O Encontro tem como objetivos apresentar a situação dos movimentos e os cenários de ação da comunicação como direito e sua democratização e articular as propostas e estratégias como ações prioritárias para impulsionar a Campanha CRIS na região. De acordo com a Coordenadora de Políticas de TIC na América Latina e Caribe, Valeria Betancourt, é preciso analisar os direitos da comunicação e buscar soluções conjuntas.

Pois, como propõe a organização do FSA, ele será um espaço democrático e pluralista, aberto à participação de todos os que querem construir um mundo diferente. Assim, podem se inscrever todos os representantes (como delegados) das organizações, movimentos e entidades da sociedade civil que reconheçam e concordem com a Carta de Princípios do FSM. A inscrição de ativistas e interessados que não pertençam a nenhuma organização pode ser feita como participantes.

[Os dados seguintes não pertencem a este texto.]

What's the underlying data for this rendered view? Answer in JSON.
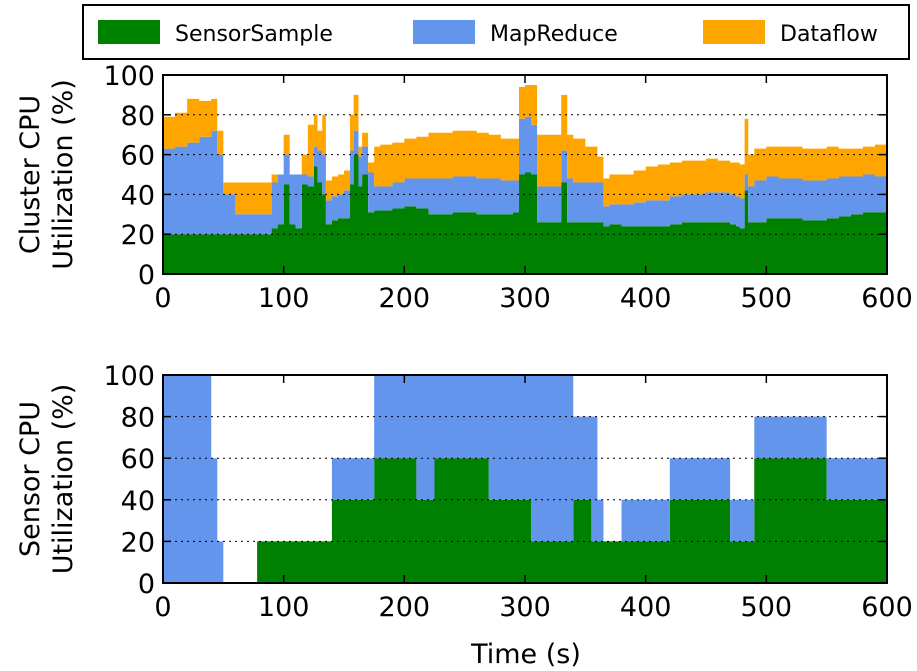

Já entidades ou pessoas ligadas a governos ou partidos políticos como observadores.

Dessa forma, espera-se que os eventos realizados em julho na cidade de Quito tenham um grande impacto na América e que o FSA "se constitua num cenário permanente de debates, discussões, controvérsias... tudo aquilo que nos permita nossa comunicação e compreensão", como enfatizou María del Carmen Moreno Vélez. Pois, é preciso mudar a realidade e permitir às pessoas um mundo melhor com outra América e comunicação possíveis.